Und als ich dann während des Studiums erneut in einem Pub jobbte und mit den Widrigkeiten des nächtlichen ÖPNVs zu kämpfen hatte, trat der Biologe in mein Leben – und schon war wieder für einen mitten in der Großstadt gelegenen Schlafplatz gesorgt. Damit nicht genug, war nun endlich der Zeitpunkt gekommen, ganz in die Großstadt umzusiedeln, in der wir dann mehr schlecht als recht zweieinhalb Jahre gewohnt haben.

Es war wohl eben jene Distanz, die ich brauchte, um die Kleinstadt endlich schätzen zu lernen – und um aus freien Stücken und überglücklich zurückzukehren, mitsamt dem Biologen im Gepäck.
Heute genieße ich das Kleinstadtleben, auch wenn es sehr gewöhnungsbedürftig ist, im Supermarkt und auf der Straße jedes Gesicht zumindest vom Sehen her zu kennen. Aber es ist schön – die Ruhe, die Natur, die Seen… (Das Wort “Idylle” versuche ich mir bewußt zu verkneifen, um nicht völlig in den nostalgischen Kitsch abzurutschen.)

Und sollte die Großstadt doch ab und zu mal rufen, sind gleich mehrere davon innerhalb kürzester Zeit mit dem Auto zu erreichen.

6 Kommentare zu “Mädchen vom Land”

  1. biochomiker schreibt:

    Ohhh… Back to the roots! Das haeb ich mit meinem Umzug nach Mannheim ja auch quasi gemacht. Schließlich bin ich hier in der Ecke gebohren und habe auch die ersten 12 oder 13 Jahre hier in der Region gelebt.

  2. Nyxon schreibt:

    Wirkt sehr erfrischend, das neue Layout, gefällt mir sehr!
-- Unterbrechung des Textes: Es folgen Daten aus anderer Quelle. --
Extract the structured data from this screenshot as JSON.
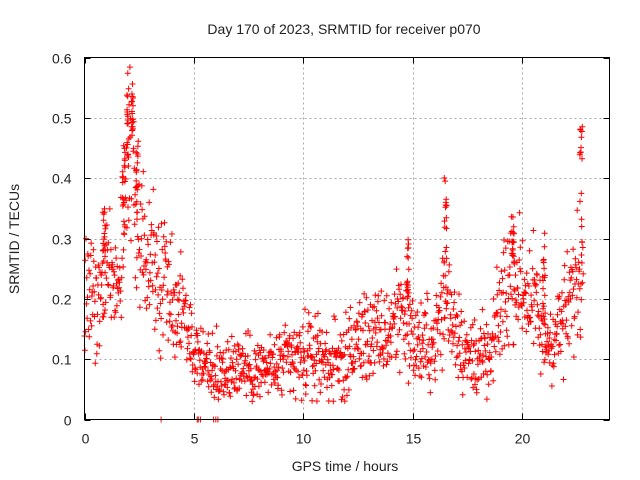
{
  "chart_data": {
    "type": "scatter",
    "title": "Day 170 of 2023, SRMTID for receiver p070",
    "xlabel": "GPS time / hours",
    "ylabel": "SRMTID / TECUs",
    "xlim": [
      0,
      24
    ],
    "ylim": [
      0,
      0.6
    ],
    "xticks": [
      0,
      5,
      10,
      15,
      20
    ],
    "yticks": [
      0,
      0.1,
      0.2,
      0.3,
      0.4,
      0.5,
      0.6
    ],
    "grid": true,
    "marker": "+",
    "color": "#ff0000",
    "series": [
      {
        "name": "SRMTID",
        "trend": [
          [
            0.0,
            0.22
          ],
          [
            0.3,
            0.2
          ],
          [
            0.6,
            0.18
          ],
          [
            1.0,
            0.25
          ],
          [
            1.5,
            0.23
          ],
          [
            1.8,
            0.3
          ],
          [
            2.0,
            0.42
          ],
          [
            2.2,
            0.46
          ],
          [
            2.4,
            0.3
          ],
          [
            2.8,
            0.26
          ],
          [
            3.2,
            0.25
          ],
          [
            3.6,
            0.23
          ],
          [
            4.0,
            0.21
          ],
          [
            4.4,
            0.18
          ],
          [
            4.8,
            0.14
          ],
          [
            5.2,
            0.1
          ],
          [
            6.0,
            0.08
          ],
          [
            7.0,
            0.09
          ],
          [
            8.0,
            0.08
          ],
          [
            9.0,
            0.09
          ],
          [
            10.0,
            0.1
          ],
          [
            10.6,
            0.11
          ],
          [
            11.5,
            0.09
          ],
          [
            12.0,
            0.1
          ],
          [
            12.5,
            0.13
          ],
          [
            13.0,
            0.14
          ],
          [
            13.5,
            0.13
          ],
          [
            14.0,
            0.15
          ],
          [
            14.5,
            0.19
          ],
          [
            15.0,
            0.13
          ],
          [
            15.5,
            0.12
          ],
          [
            16.0,
            0.13
          ],
          [
            16.5,
            0.2
          ],
          [
            17.0,
            0.16
          ],
          [
            17.5,
            0.1
          ],
          [
            18.0,
            0.11
          ],
          [
            18.5,
            0.09
          ],
          [
            19.0,
            0.18
          ],
          [
            19.5,
            0.25
          ],
          [
            20.0,
            0.22
          ],
          [
            20.5,
            0.2
          ],
          [
            21.0,
            0.13
          ],
          [
            21.5,
            0.14
          ],
          [
            22.0,
            0.17
          ],
          [
            22.5,
            0.23
          ],
          [
            22.8,
            0.25
          ]
        ],
        "bursts": [
          {
            "x": 2.0,
            "value": 0.58
          },
          {
            "x": 2.2,
            "value": 0.54
          },
          {
            "x": 2.4,
            "value": 0.48
          },
          {
            "x": 1.8,
            "value": 0.47
          },
          {
            "x": 16.5,
            "value": 0.41
          },
          {
            "x": 22.7,
            "value": 0.49
          },
          {
            "x": 19.6,
            "value": 0.32
          },
          {
            "x": 21.0,
            "value": 0.32
          },
          {
            "x": 14.8,
            "value": 0.3
          },
          {
            "x": 0.9,
            "value": 0.36
          }
        ],
        "zero_points": [
          3.5,
          5.15,
          5.2,
          5.3,
          5.9,
          6.0,
          6.1
        ]
      }
    ]
  }
}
    Mich hat es ja auch aus der Kleinstadt in die Großstadt gezogen, der Ausbildung wegen. Nur, ich vermisse die Kleinstadt recht wenig. Immer, wenn ich für ein paar Tage zurück zu den Wurzeln fahre, fehlt mir etwas. Ich sehe dann, dass man in dieser Stadt nur zwei Dinge machen kann: entweder man fährt ein tiefer gelegtes Auto und versauert dort oder man gründet direkt eine Familie und zieht in die neuen Siedlungen. Beides will ich nicht.
    Aber wer weiß, was die Zukunft noch bringt, es gibt ja sehr schöne andere Kleinstädte…

    Kleinstadt also… Schade, es war igendwie ein netter Gedanke, dich um die Ecke zu wissen. Gott sei Dank hast du Theo nicht mitgenommen *fg*

  3. cosmomente schreibt:

    Klingt geradzu ideal und wunderbar glücklich :-) Ich freu mich für Dich!
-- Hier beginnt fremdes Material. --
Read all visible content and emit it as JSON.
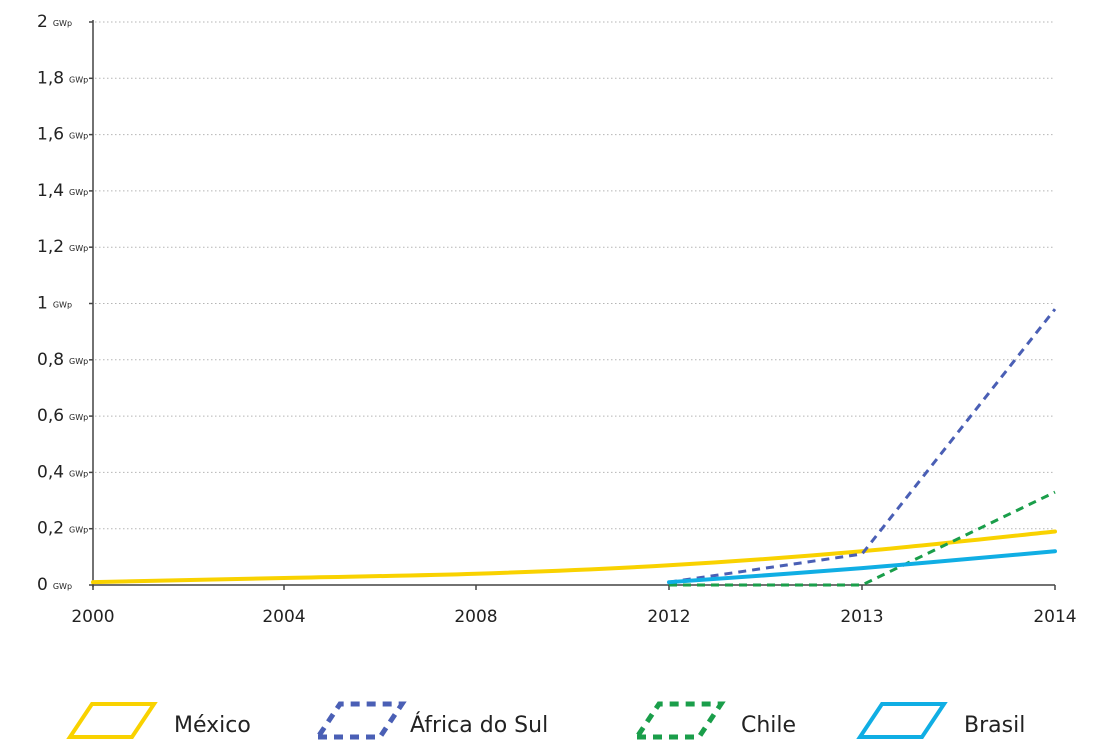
{
  "chart_data": {
    "type": "line",
    "title": "",
    "xlabel": "",
    "ylabel": "",
    "x": [
      "2000",
      "2004",
      "2008",
      "2012",
      "2013",
      "2014"
    ],
    "y_unit": "GWp",
    "y_ticks": [
      "0",
      "0,2",
      "0,4",
      "0,6",
      "0,8",
      "1",
      "1,2",
      "1,4",
      "1,6",
      "1,8",
      "2"
    ],
    "y_tick_values": [
      0,
      0.2,
      0.4,
      0.6,
      0.8,
      1,
      1.2,
      1.4,
      1.6,
      1.8,
      2
    ],
    "ylim": [
      0,
      2
    ],
    "grid": true,
    "legend_position": "bottom",
    "series": [
      {
        "name": "México",
        "color": "#f9d200",
        "style": "solid",
        "points": [
          [
            "2000",
            0.01
          ],
          [
            "2004",
            0.025
          ],
          [
            "2008",
            0.04
          ],
          [
            "2012",
            0.07
          ],
          [
            "2013",
            0.12
          ],
          [
            "2014",
            0.19
          ]
        ]
      },
      {
        "name": "África do Sul",
        "color": "#4a5fb5",
        "style": "dashed",
        "points": [
          [
            "2012",
            0.01
          ],
          [
            "2013",
            0.11
          ],
          [
            "2014",
            0.98
          ]
        ]
      },
      {
        "name": "Chile",
        "color": "#1a9e4a",
        "style": "dashed",
        "points": [
          [
            "2012",
            0.0
          ],
          [
            "2013",
            0.0
          ],
          [
            "2014",
            0.33
          ]
        ]
      },
      {
        "name": "Brasil",
        "color": "#10aee4",
        "style": "solid",
        "points": [
          [
            "2012",
            0.01
          ],
          [
            "2013",
            0.06
          ],
          [
            "2014",
            0.12
          ]
        ]
      }
    ]
  }
}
    OT: Das neue Design sieht auch wieder so hübsch aus, vor allem die weissen Blüten da unten habens mir angetan

  4. Sternchen schreibt:

    Mir auch, Cosmo, mir auch :mrgreen:

    Ich liebe das Leben in der Kleinstadt. Das Studieren in der Großstadt hat mich oft zermürbt, war froh, wenn ich den Zug gen Heimat, gen Rückzugsort besteigen konnte. Habe lieber bis zu 2 Stunden Pendeln in Kauf genommen, als dort hin zu ziehen.
    Und solange ich nicht arbeite, wo ich wohne, ist es gut. Viereinhalb Jahre waren genug. Es hatte bzw hat noch heute seine schönen Seiten, aber ich genieße es auch, nur ab und an auf Kinder/Jugendliche zu treffen, mit denen ich gearbeitet habe, statt ständig jemanden zu treffen, egal wohin ich mich drehe…

  5. ericpp schreibt:

    Ich sehe inzwischen meine ländliche Heimat auch in einem anderen Licht als zu der Zeit, als ich dort weggezogen bin.
    Eine Rückkehr kommt trotzdem nicht in Frage – denn Arbeit gäbs da für mich weit und breit nicht.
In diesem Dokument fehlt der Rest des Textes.